Selama lima tahun, Jammu dan Kashmir berada di bawah kendali federal tanpa perwakilan lokal dan pemilu kali ini memberikan kesempatan yang telah lama ditunggu-tunggu bagi masyarakat untuk menyuarakan keprihatinan mereka.
“Akhirnya kami bisa menemui pejabat terpilih untuk menyampaikan permasalahan kami,” kata Mohammad Abdul Dar, 65 tahun.
Di Uri, sekitar 150km (93 mil) jauhnya, kota terakhir di dekat Garis Kontrol – perbatasan de facto dengan Kashmir yang dikuasai Pakistan – anggota parlemen yang baru terpilih dari Partai Awami Ittehad (AIP) Insinyur Rashid berbicara kepada orang banyak yang hiruk pikuk. Rashid, yang dipenjara sejak 2019 atas tuduhan pendanaan teror yang dibantahnya, telah diberikan jaminan sementara untuk kampanye pemilu.
Ketika perjuangan pribadi Rashid tampaknya mendapat tanggapan mendalam dari para pemilih, orang-orang berbondong-bondong datang ke iring-iringan mobilnya, satu untuk selfie, satu lagi untuk jaket.
“Saya menginginkan pembangunan dan solusi terhadap masalah Jammu dan Kashmir,” kata Rashid.

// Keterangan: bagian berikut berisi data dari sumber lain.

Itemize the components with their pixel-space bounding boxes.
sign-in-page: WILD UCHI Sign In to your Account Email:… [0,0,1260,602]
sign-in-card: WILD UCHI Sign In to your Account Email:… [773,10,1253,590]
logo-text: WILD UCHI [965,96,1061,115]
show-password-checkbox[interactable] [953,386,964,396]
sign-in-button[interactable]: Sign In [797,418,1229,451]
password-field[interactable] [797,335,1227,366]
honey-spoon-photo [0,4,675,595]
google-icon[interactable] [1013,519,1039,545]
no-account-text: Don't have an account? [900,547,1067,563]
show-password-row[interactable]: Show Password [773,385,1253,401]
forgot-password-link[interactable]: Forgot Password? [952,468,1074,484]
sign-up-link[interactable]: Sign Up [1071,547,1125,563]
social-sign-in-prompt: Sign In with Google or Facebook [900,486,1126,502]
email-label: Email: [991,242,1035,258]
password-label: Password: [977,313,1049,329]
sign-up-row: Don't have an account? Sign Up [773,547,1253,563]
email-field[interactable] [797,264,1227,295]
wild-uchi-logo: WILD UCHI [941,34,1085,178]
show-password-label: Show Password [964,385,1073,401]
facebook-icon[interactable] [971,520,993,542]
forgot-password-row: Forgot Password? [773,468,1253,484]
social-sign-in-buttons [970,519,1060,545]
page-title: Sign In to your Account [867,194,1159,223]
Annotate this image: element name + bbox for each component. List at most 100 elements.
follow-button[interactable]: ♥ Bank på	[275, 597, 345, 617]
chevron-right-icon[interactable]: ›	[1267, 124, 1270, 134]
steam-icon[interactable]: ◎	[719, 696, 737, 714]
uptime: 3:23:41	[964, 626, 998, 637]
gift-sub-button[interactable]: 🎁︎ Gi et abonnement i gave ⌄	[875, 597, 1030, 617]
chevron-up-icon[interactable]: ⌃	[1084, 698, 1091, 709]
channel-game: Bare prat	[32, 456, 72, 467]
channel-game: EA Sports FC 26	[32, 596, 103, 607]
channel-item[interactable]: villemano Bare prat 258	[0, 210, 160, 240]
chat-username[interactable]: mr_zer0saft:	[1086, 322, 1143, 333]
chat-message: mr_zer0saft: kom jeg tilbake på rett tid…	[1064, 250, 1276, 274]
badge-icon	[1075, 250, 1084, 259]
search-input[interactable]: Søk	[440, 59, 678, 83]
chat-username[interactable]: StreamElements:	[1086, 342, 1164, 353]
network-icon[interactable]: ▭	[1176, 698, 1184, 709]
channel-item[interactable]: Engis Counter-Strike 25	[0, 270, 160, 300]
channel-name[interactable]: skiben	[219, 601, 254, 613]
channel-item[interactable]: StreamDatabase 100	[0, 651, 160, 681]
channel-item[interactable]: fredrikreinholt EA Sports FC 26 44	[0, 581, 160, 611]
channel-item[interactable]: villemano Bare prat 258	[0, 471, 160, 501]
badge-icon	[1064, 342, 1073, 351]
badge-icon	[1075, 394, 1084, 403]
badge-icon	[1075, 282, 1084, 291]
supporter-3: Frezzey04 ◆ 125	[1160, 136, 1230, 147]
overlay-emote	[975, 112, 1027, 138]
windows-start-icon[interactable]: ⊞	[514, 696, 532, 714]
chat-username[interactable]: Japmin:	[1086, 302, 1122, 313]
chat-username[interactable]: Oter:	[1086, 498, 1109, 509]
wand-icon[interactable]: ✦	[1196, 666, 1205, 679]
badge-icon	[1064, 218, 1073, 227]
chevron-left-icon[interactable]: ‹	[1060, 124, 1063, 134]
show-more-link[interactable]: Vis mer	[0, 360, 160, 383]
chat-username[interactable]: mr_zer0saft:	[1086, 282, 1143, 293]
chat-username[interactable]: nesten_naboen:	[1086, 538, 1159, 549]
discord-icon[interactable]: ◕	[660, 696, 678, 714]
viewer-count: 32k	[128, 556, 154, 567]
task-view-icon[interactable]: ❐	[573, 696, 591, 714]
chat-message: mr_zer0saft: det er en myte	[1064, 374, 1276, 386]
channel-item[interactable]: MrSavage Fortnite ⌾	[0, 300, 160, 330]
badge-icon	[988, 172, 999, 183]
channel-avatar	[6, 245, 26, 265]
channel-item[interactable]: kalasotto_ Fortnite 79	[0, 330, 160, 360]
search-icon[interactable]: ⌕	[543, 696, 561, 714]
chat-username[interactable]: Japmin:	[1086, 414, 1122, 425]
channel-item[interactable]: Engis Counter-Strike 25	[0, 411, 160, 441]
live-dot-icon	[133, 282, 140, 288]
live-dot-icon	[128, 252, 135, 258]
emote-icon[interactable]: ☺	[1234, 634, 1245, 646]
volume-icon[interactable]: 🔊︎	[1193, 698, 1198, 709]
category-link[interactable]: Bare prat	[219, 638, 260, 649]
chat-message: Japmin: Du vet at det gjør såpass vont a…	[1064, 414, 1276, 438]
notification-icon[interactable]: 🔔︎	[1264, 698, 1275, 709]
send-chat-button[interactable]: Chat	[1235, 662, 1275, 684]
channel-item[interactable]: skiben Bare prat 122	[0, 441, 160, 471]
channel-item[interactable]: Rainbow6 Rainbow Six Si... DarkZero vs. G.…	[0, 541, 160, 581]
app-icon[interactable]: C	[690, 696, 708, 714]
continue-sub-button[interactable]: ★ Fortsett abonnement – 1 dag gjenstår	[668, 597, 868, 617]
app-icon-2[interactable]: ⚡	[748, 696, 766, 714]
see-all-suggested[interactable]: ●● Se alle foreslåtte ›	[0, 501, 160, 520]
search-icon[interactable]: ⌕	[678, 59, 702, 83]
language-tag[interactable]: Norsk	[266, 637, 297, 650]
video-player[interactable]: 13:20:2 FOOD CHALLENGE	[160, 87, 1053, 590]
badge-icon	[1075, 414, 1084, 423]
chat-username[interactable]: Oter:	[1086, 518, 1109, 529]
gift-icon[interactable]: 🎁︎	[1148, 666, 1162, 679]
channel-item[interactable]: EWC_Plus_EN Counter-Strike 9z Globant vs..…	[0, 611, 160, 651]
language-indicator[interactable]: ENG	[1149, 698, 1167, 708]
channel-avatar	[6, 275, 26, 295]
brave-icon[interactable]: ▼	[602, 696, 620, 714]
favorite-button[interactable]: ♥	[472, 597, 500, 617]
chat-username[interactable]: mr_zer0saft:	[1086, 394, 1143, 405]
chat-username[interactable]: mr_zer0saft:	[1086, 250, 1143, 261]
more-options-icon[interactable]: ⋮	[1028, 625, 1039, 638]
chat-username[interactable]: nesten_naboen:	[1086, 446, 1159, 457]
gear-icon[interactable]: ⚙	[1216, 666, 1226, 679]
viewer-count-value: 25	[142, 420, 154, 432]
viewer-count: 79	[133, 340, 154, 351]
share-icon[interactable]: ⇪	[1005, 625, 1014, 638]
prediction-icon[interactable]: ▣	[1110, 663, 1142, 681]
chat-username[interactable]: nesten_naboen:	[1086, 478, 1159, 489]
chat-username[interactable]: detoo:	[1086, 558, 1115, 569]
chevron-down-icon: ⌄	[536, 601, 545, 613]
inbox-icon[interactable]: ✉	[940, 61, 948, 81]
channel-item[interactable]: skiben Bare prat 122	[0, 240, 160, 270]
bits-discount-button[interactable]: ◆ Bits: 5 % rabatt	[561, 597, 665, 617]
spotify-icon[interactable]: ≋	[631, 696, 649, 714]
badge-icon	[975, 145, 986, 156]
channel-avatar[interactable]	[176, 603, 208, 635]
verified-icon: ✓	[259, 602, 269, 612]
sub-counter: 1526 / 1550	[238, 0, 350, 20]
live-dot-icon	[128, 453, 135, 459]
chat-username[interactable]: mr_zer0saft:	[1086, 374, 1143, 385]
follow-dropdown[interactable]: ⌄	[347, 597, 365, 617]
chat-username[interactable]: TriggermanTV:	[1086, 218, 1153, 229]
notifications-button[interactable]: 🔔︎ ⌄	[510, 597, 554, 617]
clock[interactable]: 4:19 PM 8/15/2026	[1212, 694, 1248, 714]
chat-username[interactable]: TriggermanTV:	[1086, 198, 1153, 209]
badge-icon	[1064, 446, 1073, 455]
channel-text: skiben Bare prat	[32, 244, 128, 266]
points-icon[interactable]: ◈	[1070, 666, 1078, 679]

Kini menjadi bagian dari sistem sebagai anggota parlemen, katanya, akan membantunya mengangkat isu-isu ini di Delhi.
Insinyur sipil Tanveer Chalkoo, 29, mendengarkan Rashid dengan penuh perhatian.
Menyebut pencabutan otonomi sebagai “jenis ketidakadilan terburuk”, Tanveer bertanya mengapa ia harus diperlakukan berbeda sebagai orang India.
“Masyarakat telah kehilangan haknya selama 10 tahun terakhir,” katanya.
Pemerintahan BJP menegaskan bahwa penghapusan status khusus wilayah tersebut dan menempatkannya di bawah pemerintahan langsung telah menghasilkan perdamaian dan pembangunan, dengan Perdana Menteri Modi mengumumkan proyek senilai $700 juta (£523 juta) selama kunjungannya pada bulan Maret. Sekarang tergantung pada Insinyur Aijaz Hussain, kandidat BJP di Lal Chowk di Srinagar, untuk meyakinkan para pemilih tentang pesan ini.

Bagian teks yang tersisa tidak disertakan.